Karanga Camp is precariously situated on a hefty slope. Hiking from one end of the camp to the other is a chore in and of itself, especially at 13,000 feet. At this height and without supplemental altitude sickness medicine, I was certainly feeling the effects of altitude. Though I was well acclimatized at this point, simple tasks like walking to the mess tent or taking an extended drink of water left me winded.

Fortunately, this was the most severe of my reactions to being so far above sea level, and would remain so for the remainder of the hike. Even on our summit push the following day, my oxygen saturation was still in the mid 90s and I felt as strong as ever. Oxygen levels dipping below 75 or so can be dangerous. I was fortunate enough not to be plagued with lightheadedness, headaches, tingles, or general sickness.

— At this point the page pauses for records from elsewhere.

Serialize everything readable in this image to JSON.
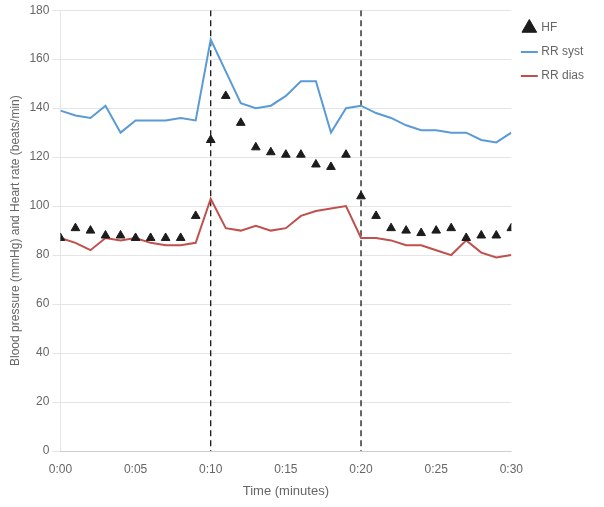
{
  "chart_data": {
    "type": "line",
    "xlabel": "Time (minutes)",
    "ylabel": "Blood pressure (mmHg) and Heart rate (beats/min)",
    "x": [
      0,
      1,
      2,
      3,
      4,
      5,
      6,
      7,
      8,
      9,
      10,
      11,
      12,
      13,
      14,
      15,
      16,
      17,
      18,
      19,
      20,
      21,
      22,
      23,
      24,
      25,
      26,
      27,
      28,
      29,
      30
    ],
    "series": [
      {
        "name": "RR syst",
        "color": "#5B9BD5",
        "type": "line",
        "line_style": "solid",
        "values": [
          139,
          137,
          136,
          141,
          130,
          135,
          135,
          135,
          136,
          135,
          168,
          155,
          142,
          140,
          141,
          145,
          151,
          151,
          130,
          140,
          141,
          138,
          136,
          133,
          131,
          131,
          130,
          130,
          127,
          126,
          130
        ]
      },
      {
        "name": "RR dias",
        "color": "#C0504D",
        "type": "line",
        "line_style": "solid",
        "values": [
          87,
          85,
          82,
          87,
          86,
          87,
          85,
          84,
          84,
          85,
          103,
          91,
          90,
          92,
          90,
          91,
          96,
          98,
          99,
          100,
          87,
          87,
          86,
          84,
          84,
          82,
          80,
          86,
          81,
          79,
          80
        ]
      },
      {
        "name": "HF",
        "color": "#1C1C1C",
        "type": "scatter",
        "marker": "triangle",
        "values": [
          87,
          91,
          90,
          88,
          88,
          87,
          87,
          87,
          87,
          96,
          127,
          145,
          134,
          124,
          122,
          121,
          121,
          117,
          116,
          121,
          104,
          96,
          91,
          90,
          89,
          90,
          91,
          87,
          88,
          88,
          91
        ]
      }
    ],
    "vlines": [
      10,
      20
    ],
    "xlim": [
      0,
      30
    ],
    "xticks": [
      {
        "value": 0,
        "label": "0:00"
      },
      {
        "value": 5,
        "label": "0:05"
      },
      {
        "value": 10,
        "label": "0:10"
      },
      {
        "value": 15,
        "label": "0:15"
      },
      {
        "value": 20,
        "label": "0:20"
      },
      {
        "value": 25,
        "label": "0:25"
      },
      {
        "value": 30,
        "label": "0:30"
      }
    ],
    "ylim": [
      0,
      180
    ],
    "yticks": [
      0,
      20,
      40,
      60,
      80,
      100,
      120,
      140,
      160,
      180
    ],
    "grid": "y",
    "legend": "right"
  }
}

The views from this height make battling the altitude worth it. From our vantage at Karanga, we awoke on day 5 to a crystal clear view of the Kibo Summit as bold as ever. Behind us, we had an uncompromised view of Mt. Meru and the miles of sky between us and the world.

Mt. Kibo Sean Sharp

Kibo in the back. Sean in the front.

Mt. Meru Tanzania

Mt. Meru on far right.

Day 5 is a two-parter. In the early morning, we made a quick ascent to our fifth and final camp, Barafu. From here, we rested for the remainder of the day in anticipation of the second leg: the summit push. Technically, the summit and subsequent descent can be classified as day 6, but because we start our attempt on the night of day 5, I consider it the same day. In either case, we first had to make our ascent to Barafu before we even considered the summit.

The path from Karanga to Barafu is steep, and by now the altitude makes travel more strenuous than usual. The climate here remains alpine desert, but the field is littered in sedimentary rock from previous volcanic eruptions of millennia past.

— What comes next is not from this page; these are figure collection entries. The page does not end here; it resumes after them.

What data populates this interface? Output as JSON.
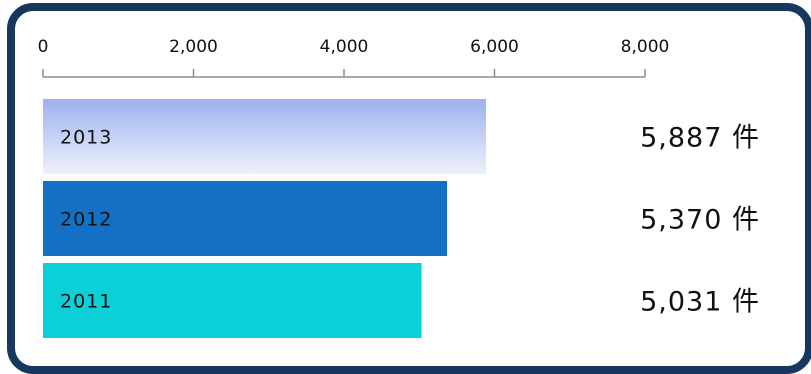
{
  "chart_data": {
    "type": "bar",
    "orientation": "horizontal",
    "categories": [
      "2013",
      "2012",
      "2011"
    ],
    "values": [
      5887,
      5370,
      5031
    ],
    "value_labels": [
      "5,887 件",
      "5,370 件",
      "5,031 件"
    ],
    "bar_colors": [
      "#9DB0F0",
      "#1470C4",
      "#0BD0D8"
    ],
    "xlim": [
      0,
      8000
    ],
    "xticks": [
      0,
      2000,
      4000,
      6000,
      8000
    ],
    "xtick_labels": [
      "0",
      "2,000",
      "4,000",
      "6,000",
      "8,000"
    ],
    "axis_position": "top",
    "grid": false,
    "frame_color": "#17375E"
  }
}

On day 5, we were met with our first real encounter with the constant beating of the equatorial African sun. At 3 degrees latitude, the sun here is vicious and unrelenting. Until now, our trek unfolded primarily under cloud cover, providing us safety from the majority of the rays. On this day, however, cloud cover was sparse and the sun was unrelenting at its mid-day peak. Our team had to stay covered, not because of heat, but because of the possible damage from the sun at this height.

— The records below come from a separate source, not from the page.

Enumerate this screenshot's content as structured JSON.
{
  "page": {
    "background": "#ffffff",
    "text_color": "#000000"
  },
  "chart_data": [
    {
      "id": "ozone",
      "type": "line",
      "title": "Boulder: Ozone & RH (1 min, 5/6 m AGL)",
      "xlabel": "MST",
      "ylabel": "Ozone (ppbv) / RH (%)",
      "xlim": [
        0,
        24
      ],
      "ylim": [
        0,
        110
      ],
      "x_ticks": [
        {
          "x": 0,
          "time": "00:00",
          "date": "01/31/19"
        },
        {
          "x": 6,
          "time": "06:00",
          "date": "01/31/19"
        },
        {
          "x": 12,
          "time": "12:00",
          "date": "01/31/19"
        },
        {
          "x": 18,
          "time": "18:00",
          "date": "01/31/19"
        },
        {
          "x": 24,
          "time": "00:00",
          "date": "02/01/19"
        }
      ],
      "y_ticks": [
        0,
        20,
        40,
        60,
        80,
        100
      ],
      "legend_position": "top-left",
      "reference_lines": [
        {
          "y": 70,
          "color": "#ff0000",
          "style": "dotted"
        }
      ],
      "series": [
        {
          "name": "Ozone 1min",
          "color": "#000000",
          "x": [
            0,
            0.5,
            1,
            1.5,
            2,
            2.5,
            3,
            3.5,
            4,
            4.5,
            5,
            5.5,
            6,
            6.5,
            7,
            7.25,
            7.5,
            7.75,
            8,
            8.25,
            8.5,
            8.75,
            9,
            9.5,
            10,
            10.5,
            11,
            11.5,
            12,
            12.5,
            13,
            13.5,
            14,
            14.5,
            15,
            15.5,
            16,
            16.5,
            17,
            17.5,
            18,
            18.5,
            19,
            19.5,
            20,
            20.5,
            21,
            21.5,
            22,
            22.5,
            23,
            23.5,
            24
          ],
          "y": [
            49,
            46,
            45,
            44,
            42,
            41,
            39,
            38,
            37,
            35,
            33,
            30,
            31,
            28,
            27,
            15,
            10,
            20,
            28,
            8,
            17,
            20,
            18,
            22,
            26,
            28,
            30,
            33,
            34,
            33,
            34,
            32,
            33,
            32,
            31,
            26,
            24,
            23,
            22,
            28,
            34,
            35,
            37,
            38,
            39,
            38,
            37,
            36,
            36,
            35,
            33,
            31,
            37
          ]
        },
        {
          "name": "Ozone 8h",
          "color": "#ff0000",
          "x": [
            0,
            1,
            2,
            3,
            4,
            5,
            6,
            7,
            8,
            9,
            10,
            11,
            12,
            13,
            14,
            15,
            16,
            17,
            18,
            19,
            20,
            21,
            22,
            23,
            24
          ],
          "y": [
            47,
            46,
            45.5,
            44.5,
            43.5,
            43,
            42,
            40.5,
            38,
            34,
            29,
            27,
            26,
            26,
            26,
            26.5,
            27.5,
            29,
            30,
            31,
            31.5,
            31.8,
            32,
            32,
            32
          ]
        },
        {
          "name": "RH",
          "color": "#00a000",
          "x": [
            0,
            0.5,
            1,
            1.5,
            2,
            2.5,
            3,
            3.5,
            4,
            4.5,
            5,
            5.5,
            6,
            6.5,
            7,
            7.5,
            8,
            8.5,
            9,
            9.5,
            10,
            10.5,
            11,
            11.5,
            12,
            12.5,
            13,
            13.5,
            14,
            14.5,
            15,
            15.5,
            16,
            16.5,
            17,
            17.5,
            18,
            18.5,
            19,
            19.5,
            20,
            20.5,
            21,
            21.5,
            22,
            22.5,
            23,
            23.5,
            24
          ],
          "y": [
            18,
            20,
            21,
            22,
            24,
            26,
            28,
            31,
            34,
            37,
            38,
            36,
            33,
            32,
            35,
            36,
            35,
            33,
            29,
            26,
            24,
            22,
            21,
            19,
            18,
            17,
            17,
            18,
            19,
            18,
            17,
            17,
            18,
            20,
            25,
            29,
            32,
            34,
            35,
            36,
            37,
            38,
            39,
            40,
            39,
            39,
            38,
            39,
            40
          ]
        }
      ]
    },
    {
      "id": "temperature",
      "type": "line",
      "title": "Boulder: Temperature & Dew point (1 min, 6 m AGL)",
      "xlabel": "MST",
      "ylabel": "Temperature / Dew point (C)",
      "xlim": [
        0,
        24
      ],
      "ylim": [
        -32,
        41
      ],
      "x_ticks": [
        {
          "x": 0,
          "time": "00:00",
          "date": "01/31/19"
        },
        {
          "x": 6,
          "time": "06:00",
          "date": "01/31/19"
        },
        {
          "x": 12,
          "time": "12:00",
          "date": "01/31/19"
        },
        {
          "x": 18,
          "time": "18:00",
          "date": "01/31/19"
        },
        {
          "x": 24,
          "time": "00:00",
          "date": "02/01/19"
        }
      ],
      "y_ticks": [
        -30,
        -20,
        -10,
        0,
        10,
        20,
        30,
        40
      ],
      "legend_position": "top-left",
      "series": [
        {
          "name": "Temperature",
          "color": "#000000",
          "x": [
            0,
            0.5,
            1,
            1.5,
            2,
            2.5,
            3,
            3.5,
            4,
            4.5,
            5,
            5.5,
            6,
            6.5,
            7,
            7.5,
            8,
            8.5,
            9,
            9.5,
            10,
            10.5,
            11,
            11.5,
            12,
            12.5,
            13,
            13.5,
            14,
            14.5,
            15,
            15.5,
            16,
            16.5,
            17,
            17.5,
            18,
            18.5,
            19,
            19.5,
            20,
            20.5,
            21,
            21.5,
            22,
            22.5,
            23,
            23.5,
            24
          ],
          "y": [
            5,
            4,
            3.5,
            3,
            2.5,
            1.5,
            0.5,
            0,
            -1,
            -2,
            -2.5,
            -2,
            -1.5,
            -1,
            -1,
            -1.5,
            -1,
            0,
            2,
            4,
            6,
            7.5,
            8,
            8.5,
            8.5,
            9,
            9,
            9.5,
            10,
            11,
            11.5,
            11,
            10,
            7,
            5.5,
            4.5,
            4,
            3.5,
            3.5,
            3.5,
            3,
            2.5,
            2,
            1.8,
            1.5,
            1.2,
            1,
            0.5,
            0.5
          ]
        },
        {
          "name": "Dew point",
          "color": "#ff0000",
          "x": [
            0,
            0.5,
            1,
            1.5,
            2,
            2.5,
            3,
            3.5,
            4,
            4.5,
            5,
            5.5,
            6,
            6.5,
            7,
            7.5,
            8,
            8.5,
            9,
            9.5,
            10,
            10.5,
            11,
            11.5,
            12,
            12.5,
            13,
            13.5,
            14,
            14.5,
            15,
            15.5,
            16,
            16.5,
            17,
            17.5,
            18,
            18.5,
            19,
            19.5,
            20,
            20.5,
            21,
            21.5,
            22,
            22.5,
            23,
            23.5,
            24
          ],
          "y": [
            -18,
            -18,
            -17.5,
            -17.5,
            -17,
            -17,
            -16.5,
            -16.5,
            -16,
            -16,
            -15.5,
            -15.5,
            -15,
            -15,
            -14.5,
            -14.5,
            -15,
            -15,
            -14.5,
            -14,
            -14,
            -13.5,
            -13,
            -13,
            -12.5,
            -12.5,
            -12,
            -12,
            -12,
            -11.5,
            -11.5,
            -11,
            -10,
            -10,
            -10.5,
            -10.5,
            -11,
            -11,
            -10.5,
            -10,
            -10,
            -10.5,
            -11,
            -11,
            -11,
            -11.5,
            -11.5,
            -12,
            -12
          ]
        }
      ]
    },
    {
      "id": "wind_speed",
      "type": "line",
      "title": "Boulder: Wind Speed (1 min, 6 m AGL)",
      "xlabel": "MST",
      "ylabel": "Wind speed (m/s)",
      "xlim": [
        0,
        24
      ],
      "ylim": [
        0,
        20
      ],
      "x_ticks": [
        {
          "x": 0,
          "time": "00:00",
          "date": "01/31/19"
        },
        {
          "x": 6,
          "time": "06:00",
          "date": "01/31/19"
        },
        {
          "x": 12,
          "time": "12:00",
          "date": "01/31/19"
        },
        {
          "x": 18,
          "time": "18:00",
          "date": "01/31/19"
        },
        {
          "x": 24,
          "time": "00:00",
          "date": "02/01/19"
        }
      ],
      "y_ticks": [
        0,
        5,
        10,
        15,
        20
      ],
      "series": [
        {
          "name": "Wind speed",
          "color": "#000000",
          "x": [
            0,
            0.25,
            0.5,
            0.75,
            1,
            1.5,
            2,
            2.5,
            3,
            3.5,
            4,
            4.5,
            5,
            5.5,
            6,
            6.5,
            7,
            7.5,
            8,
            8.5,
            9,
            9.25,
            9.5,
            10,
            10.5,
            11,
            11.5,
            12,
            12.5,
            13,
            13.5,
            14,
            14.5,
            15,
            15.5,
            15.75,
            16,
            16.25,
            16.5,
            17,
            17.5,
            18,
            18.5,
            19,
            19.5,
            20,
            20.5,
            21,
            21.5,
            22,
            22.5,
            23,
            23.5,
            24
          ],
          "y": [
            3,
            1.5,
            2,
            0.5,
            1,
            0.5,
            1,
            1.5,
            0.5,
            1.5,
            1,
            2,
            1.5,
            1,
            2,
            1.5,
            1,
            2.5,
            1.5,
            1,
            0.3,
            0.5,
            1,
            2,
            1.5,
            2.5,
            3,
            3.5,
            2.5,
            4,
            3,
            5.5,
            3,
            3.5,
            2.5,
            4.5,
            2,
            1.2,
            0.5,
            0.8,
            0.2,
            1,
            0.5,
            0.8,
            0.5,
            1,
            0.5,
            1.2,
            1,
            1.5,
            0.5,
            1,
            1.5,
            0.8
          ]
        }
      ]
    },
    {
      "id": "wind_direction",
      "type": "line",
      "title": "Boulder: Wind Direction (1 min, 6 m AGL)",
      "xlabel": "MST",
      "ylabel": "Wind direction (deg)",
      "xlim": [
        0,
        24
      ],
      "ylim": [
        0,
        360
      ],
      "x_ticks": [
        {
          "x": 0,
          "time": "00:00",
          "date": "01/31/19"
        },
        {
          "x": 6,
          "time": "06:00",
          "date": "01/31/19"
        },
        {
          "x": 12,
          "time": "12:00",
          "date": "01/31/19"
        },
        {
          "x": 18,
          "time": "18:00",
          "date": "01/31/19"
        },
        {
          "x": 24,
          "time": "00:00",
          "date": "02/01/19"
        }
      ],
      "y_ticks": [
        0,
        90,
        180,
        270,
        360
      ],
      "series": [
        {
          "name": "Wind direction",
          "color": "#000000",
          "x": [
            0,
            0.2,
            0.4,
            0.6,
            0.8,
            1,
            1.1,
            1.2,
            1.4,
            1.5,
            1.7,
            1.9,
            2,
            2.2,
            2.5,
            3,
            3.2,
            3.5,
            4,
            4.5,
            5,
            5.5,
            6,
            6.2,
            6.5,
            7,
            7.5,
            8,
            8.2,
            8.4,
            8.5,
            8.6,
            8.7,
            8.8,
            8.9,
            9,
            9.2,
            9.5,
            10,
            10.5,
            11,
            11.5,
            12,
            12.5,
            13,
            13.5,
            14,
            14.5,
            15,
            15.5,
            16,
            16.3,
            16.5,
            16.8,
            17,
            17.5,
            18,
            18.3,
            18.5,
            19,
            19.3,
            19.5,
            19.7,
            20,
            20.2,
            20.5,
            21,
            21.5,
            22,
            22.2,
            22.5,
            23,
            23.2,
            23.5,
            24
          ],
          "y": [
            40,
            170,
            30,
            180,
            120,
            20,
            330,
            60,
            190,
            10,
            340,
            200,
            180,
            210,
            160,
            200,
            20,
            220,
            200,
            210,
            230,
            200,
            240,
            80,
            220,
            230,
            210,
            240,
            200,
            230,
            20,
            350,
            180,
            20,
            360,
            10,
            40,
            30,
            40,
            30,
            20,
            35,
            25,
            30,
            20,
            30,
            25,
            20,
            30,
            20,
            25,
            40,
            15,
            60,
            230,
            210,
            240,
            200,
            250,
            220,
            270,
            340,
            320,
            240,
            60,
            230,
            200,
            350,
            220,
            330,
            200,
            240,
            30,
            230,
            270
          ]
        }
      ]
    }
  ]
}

Leaving Karanga at 9am, the team made short work of the trail to Barafu, arriving safely just after 12:30pm. This would give us time enough to rest and relax. In less than 12 hours we would be on the trail again for our final day of ascent, in hopes of surmounting the Uhuru Peak on the Kibo Summit at 19,341 feet.

Mawenzi Peak Tanzania

Overlooking Mawenzi Peak (beneath the cloud cover) from Barafu Camp; elevation 15,500 feet.